Dedicated to Ruth and John, who made it happen.
OLD MUNDIWINDI
(The Singing Line is the aboriginal name for the telegraph line.)
No track leads to it, none passes by, just visible through the stunted bushes - ramshackle building half the planet I have crossed to find. Over all, the blue - intense and clear, at my feet the thin red soil, the dust of which becomes a second skin; a soil which, parched and poor, yet grows the clumps of spinifex bleached pale beneath the unrelenting sun and bristling with their thin barbed leaves to needle-prick and draw the blood from unprotected flesh.
This was your country, desert land, north of other worlds where feet trod pavements, eyes closed at night between four walls. For you the rusty Pilbara soil, the canvas shelter camping in the bush when out to check the Singing Line that hummed with words, linked other people far across the land.
Some echo of yourself you've left behind in these old rooms, the building raised, stone pillars hold the termites' work at bay. I bend to see the tailbone of a 'roo that lies beneath, I lean against the balcony - the planks adrift, unsafe to tread - and look into the rooms, doors swinging wide or long since gone.

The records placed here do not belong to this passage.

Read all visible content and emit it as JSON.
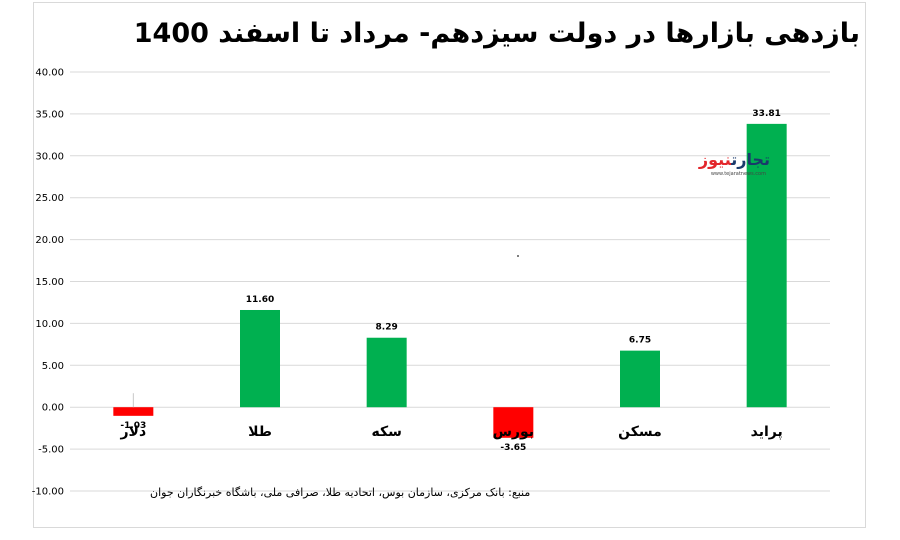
{
  "chart_data": {
    "type": "bar",
    "title": "بازدهی بازارها در دولت سیزدهم- مرداد تا اسفند 1400",
    "categories": [
      "دلار",
      "طلا",
      "سکه",
      "بورس",
      "مسکن",
      "پراید"
    ],
    "values": [
      -1.03,
      11.6,
      8.29,
      -3.65,
      6.75,
      33.81
    ],
    "value_labels": [
      "-1.03",
      "11.60",
      "8.29",
      "-3.65",
      "6.75",
      "33.81"
    ],
    "colors": [
      "#ff0000",
      "#00b050",
      "#00b050",
      "#ff0000",
      "#00b050",
      "#00b050"
    ],
    "ylim": [
      -10,
      40
    ],
    "yticks": [
      "40.00",
      "35.00",
      "30.00",
      "25.00",
      "20.00",
      "15.00",
      "10.00",
      "5.00",
      "0.00",
      "-5.00",
      "-10.00"
    ],
    "ytick_values": [
      40,
      35,
      30,
      25,
      20,
      15,
      10,
      5,
      0,
      -5,
      -10
    ],
    "grid": true,
    "xlabel": "",
    "ylabel": ""
  },
  "source": "منبع: بانک مرکزی، سازمان بوس، اتحادیه طلا، صرافی ملی، باشگاه خبرنگاران جوان",
  "logo": {
    "part1": "تجارت",
    "part2": "نیوز",
    "url": "www.tejaratnews.com",
    "color1": "#1a3a6b",
    "color2": "#e3262b"
  }
}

I lean and listen, do not fill it with the scenes of men at work. I do not see their ghosts, I do not hear their talk, the tread of feet, the pumping of the bore. The stillness that enshrouds me lets through the essence of this land that held you here. And that I've found.
Your letters home, the ink long dry, spelt out your life this far side of the world. You penned them here. When first I read, I wondered ..... now I know ..... it holds me, too.